Kejadian ini semakin menegaskan bahwa mencari keadilan di Indonesia seringkali bukan hanya pertarungan melawan hukum, melainkan juga pertarungan melawan birokrasi dan ego otoritas.

 

LBH Mata Elang dan Pendampingan Hukum

 

Pengalaman pahit yang dialami Penggugat Mandiri (FKP) ini merupakan studi kasus yang kuat mengenai risiko bertindak tanpa pendampingan hukum. Seseorang dengan latar belakang non-hukum, yang sudah stres karena sengketa Perbuatan Melawan Hukum (PMH) properti (yang bahkan menyebabkan ia harus mengundurkan diri dari pekerjaan), menjadi rentan terhadap tekanan dan intimidasi, baik dari pihak lawan maupun dari internal sistem peradilan.

 

Di sinilah peran LBH (Lembaga Bantuan Hukum) menjadi tak tergantikan. LBH Mata Elang, sebagai contoh, hadir bukan hanya untuk menyusun dokumen hukum, tetapi juga sebagai perisai emosional dan penyeimbang otoritas. Tim Hukum dari LBH berfungsi untuk:

 

Memastikan Prosedur Ditaati 

Memastikan bahwa hak-hak prosedural klien tidak dilanggar, termasuk hak untuk tidak hadir ketika acara persidangan hanya bersifat administratif online.

 

Melawan Sikap Sewenang-wenang  

Menghadapi sikap Majelis Hakim yang berpotensi sewenang-wenang dengan argumen hukum yang kuat dan sopan, mencegah klien diintimidasi secara psikologis.

 

Fokus pada Substansi 

Mengisolasi klien dari drama birokrasi (seperti E-Court error) agar klien dapat fokus pada pemulihan mental dan mempersiapkan bukti materiil dan immateriil.

 

Kasus FKP adalah bukti nyata bahwa biaya untuk pendampingan hukum (yang ironisnya dihitung sebagai kerugian materiil dalam gugatan) adalah investasi penting untuk melindungi hak-hak dasar dan martabat seseorang di tengah kompleksitas gugatan perdata.

 

Penutup: Mendorong Reformasi Birokrasi dan Kepekaan Hakim

 

Penundaan sidang akibat gangguan E-Court dan insiden teguran sewenang-wenang terhadap Penggugat Mandiri ini harus menjadi bahan refleksi bagi sistem peradilan kita.

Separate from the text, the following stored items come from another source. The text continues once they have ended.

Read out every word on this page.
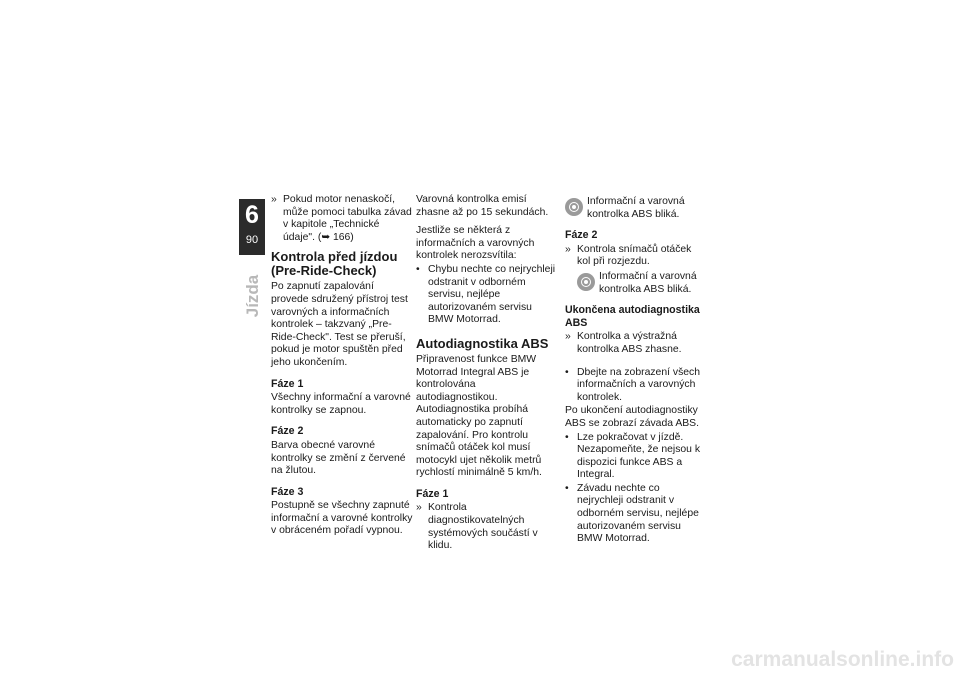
6
90
Jízda
» Pokud motor nenaskočí, může pomoci tabulka závad v kapitole „Technické údaje". (➥ 166)
Kontrola před jízdou (Pre-Ride-Check)

Po zapnutí zapalování provede sdružený přístroj test varovných a informačních kontrolek – takzvaný „Pre-Ride-Check". Test se přeruší, pokud je motor spuštěn před jeho ukončením.

Fáze 1

Všechny informační a varovné kontrolky se zapnou.

Fáze 2

Barva obecné varovné kontrolky se změní z červené na žlutou.

Fáze 3

Postupně se všechny zapnuté informační a varovné kontrolky v obráceném pořadí vypnou.

Varovná kontrolka emisí zhasne až po 15 sekundách.

Jestliže se některá z informačních a varovných kontrolek nerozsvítila:

• Chybu nechte co nejrychleji odstranit v odborném servisu, nejlépe autorizovaném servisu BMW Motorrad.
Autodiagnostika ABS

Připravenost funkce BMW Motorrad Integral ABS je kontrolována autodiagnostikou. Autodiagnostika probíhá automaticky po zapnutí zapalování. Pro kontrolu snímačů otáček kol musí motocykl ujet několik metrů rychlostí minimálně 5 km/h.

Fáze 1
» Kontrola diagnostikovatelných systémových součástí v klidu.
Informační a varovná kontrolka ABS bliká.
Fáze 2
» Kontrola snímačů otáček kol při rozjezdu.
Informační a varovná kontrolka ABS bliká.
Ukončena autodiagnostika ABS
» Kontrolka a výstražná kontrolka ABS zhasne.
• Dbejte na zobrazení všech informačních a varovných kontrolek.

Po ukončení autodiagnostiky ABS se zobrazí závada ABS.

• Lze pokračovat v jízdě. Nezapomeňte, že nejsou k dispozici funkce ABS a Integral.
• Závadu nechte co nejrychleji odstranit v odborném servisu, nejlépe autorizovaném servisu BMW Motorrad.
carmanualsonline.info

Modernisasi melalui E-Court harus diimbangi dengan keandalan sistem dan, yang lebih penting, dengan kepekaan humanis dari para penegak hukum.

 

Keadilan masyarakat tidak seharusnya terhalangi oleh server yang down atau oleh kesalahpahaman komunikasi internal Pengadilan. Aparat peradilan harus menyadari bahwa masyarakat yang mencari keadilan datang dengan beban yang berat; mereka tidak seharusnya diperlakukan sebagai birokrat yang lalai, apalagi ketika mereka sudah mematuhi prosedur yang disarankan oleh Pengadilan itu sendiri.

 

Bagi masyarakat pencari keadilan, khususnya mereka yang berniat menempuh jalur sidang mandiri, kasus ini adalah pengingat keras. Jangan biarkan kerumitan hukum dan potensi sikap hakim sewenang-wenang mengalahkan perjuangan Anda. Dukungan LBH Mata Elang dan organisasi bantuan hukum lainnya adalah jembatan vital untuk memastikan bahwa suara Penggugat didengar, dan bahwa keadilan benar-benar ditegakkan, tanpa pandang bulu dan tanpa beban birokrasi yang tidak perlu.

 

Artikel ini disajikan sebagai advokasi publik untuk mendukung pentingnya pendampingan hukum di tengah tantangan peradilan modern.